L’autore presenta inoltre un’ampia riflessione sul processo di traduzione a tratti analogo e parallelo al processo digestivo corporale. Entrambi sono fondamentali per l’assimilazione di contenuti complessi, entrambi richiedono un’alterazione degli input e output per renderli comprensibili all’organismo, entrambi rilevano la sostanza e organizzano metodicamente le sue informazioni chiave. All’interno dell’Oxford English Dictionary “leggiamo che to digest indica persino to settle and arrange methodically in the mind, ovvero riordinare e sistemare con metodo nella mente” (p.161). Viene inoltre suggerito come una traduzione errata, a volte, possa portare all’esclusione di dettagli fondamentali, ad esempio secondo Terrinoni,

lo stile è la linfa vitale dei testi, e come il sangue, se ne conosce l’esistenza e se ne apprezza il funzionamento, ma lo si vede solo quando fuoriesce a seguito di un evento traumatico

, e il traduttore ha l’arduo compito di imbottigliare tale sangue e iniettarlo nel nuovo testo, tentando di non alterarne la circolazione, evitandone quindi la morte.

La traduzione, però, non è solamente trasporto ma anche evasione, una via di fuga dalle mura della letteratura, “ecco quel che fa la traduzione: reperire per liberare”. A volte si pensa che la traduzione sia impossibile, che un testo non possa essere trasportato, liberato, ma tale impossibilità è una sua stessa proprietà, perché “la traduzione è impossibile, sì, ma ha da farsi, perché il farsi è la sua essenza”. Torniamo sempre sui nostri passi, la traduzione come fondamentale dell’esistenza umana; il contatto, il mutare, l’essere diverso da qualunque altra cosa, Panta rei. Il testo rinasce sotto nuova forma, vive ogni qual volta viene ripensato e questo comporta cambiamento, in quanto “tradurre non è equazione perfetta, perché è l'idea di cambiamento a non prevedere affatto questa possibilità”.

terrinoni

La traduzione letteraria necessita di un'interpretazione che vada oltre le prigioni della letteratura, vuole raggiungere nuovi orizzonti di significato, quelli del letterario; ed esso non può essere concepito, tantomeno tradotto, senza errare. “La traduzione del letterario deve partire dal cortile del carcere ma soltanto per collocarsi al di fuori, nell'universo dove le stelle sono isole che non sono”. E così, come quelle stelle, il significato del letterario non sarà ostaggio della letteratura, poiché non appartiene al linguaggio o all’inchiostro, bensì all’anima umana, e nella sua infinita traduzione “l'errore va accettato quale ineluttabile modalità del nostro essere insostenibilmente leggeri”, in quanto il linguaggio è sempre in movimento, sempre prono al cambiamento e a una metamorfosi temporale e spaziale.

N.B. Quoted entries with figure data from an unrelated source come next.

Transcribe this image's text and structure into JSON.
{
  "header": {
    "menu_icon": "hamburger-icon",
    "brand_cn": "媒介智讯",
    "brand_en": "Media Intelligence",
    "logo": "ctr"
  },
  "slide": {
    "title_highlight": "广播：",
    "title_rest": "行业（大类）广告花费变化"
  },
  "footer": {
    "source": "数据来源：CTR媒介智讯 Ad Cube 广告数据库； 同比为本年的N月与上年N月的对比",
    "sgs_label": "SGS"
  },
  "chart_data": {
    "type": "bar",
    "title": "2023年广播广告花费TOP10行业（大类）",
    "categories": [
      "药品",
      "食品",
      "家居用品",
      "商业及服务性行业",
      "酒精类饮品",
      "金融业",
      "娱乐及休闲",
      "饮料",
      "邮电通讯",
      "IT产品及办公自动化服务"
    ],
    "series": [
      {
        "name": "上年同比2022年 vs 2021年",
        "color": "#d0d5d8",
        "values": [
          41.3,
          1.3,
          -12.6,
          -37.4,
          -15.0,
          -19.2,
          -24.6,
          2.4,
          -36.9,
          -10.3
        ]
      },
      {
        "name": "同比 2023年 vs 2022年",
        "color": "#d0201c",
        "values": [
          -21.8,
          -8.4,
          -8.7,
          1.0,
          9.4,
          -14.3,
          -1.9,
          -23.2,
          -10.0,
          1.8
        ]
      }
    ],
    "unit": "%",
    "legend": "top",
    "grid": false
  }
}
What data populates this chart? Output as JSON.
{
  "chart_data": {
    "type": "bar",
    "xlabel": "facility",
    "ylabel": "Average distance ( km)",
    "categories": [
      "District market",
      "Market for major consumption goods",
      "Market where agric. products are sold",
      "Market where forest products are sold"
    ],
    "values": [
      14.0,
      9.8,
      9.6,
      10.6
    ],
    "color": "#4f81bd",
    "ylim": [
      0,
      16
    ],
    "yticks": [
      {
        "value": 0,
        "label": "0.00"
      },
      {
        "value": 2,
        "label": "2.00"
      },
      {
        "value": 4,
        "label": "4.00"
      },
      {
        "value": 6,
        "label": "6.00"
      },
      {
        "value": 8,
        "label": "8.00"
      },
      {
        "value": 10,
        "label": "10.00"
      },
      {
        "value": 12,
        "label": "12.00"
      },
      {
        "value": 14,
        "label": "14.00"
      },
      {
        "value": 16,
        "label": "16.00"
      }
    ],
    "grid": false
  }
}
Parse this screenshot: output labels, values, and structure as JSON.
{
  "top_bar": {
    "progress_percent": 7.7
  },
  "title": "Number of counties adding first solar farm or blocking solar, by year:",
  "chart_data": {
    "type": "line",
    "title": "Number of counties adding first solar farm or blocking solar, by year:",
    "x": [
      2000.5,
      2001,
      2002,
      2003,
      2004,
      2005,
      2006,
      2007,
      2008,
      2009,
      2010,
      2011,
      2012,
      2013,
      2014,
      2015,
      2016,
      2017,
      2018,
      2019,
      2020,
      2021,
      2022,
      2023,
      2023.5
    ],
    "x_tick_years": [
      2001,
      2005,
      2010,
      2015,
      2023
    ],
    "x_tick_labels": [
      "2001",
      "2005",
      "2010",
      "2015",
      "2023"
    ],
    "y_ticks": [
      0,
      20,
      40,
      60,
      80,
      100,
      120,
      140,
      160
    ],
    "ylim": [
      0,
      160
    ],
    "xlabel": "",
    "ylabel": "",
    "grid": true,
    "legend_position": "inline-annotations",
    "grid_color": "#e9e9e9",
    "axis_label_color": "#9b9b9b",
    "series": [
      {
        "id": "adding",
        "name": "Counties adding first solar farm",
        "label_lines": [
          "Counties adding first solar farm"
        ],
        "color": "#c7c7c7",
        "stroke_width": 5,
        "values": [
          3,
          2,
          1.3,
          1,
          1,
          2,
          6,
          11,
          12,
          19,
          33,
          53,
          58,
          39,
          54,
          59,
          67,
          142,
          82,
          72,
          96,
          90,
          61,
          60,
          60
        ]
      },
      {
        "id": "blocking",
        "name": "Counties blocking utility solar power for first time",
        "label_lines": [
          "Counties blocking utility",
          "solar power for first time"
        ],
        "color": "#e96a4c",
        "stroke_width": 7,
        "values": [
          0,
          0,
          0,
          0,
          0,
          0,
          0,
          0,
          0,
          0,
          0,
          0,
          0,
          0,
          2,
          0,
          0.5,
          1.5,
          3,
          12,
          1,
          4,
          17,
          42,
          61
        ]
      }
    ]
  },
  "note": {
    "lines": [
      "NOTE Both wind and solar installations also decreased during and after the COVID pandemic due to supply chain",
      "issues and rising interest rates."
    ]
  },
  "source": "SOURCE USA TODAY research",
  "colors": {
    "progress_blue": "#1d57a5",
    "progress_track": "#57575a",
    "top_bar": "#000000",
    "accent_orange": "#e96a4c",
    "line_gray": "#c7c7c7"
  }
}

Terrinoni termina il suo saggio nel modo in cui l’ha iniziato: la traduzione è inevitabile. Essa è legata alla nostra esistenza; noi traduciamo “per non morire per davvero, le traduzioni per non morire soltanto”. Dobbiamo smettere di cercare un’equivalenza, una copia perfetta di ciò che assimiliamo; non potremo mai dire la stessa cosa, ci avvicineremo, scapperemo dalla prigione della letteratura, navigheremo nel Caronte di significati, ma il letterario e la sua traduzione fluttueranno tra le menti senza alcuna regola scritta, e come una valanga che non può essere fermata, ci investiranno senza spiegazioni. Tutto questo perché “tradurre è l'unico, inesorabile, ineluttabile modo che abbiamo di vivere. È il nostro ineludibile destino".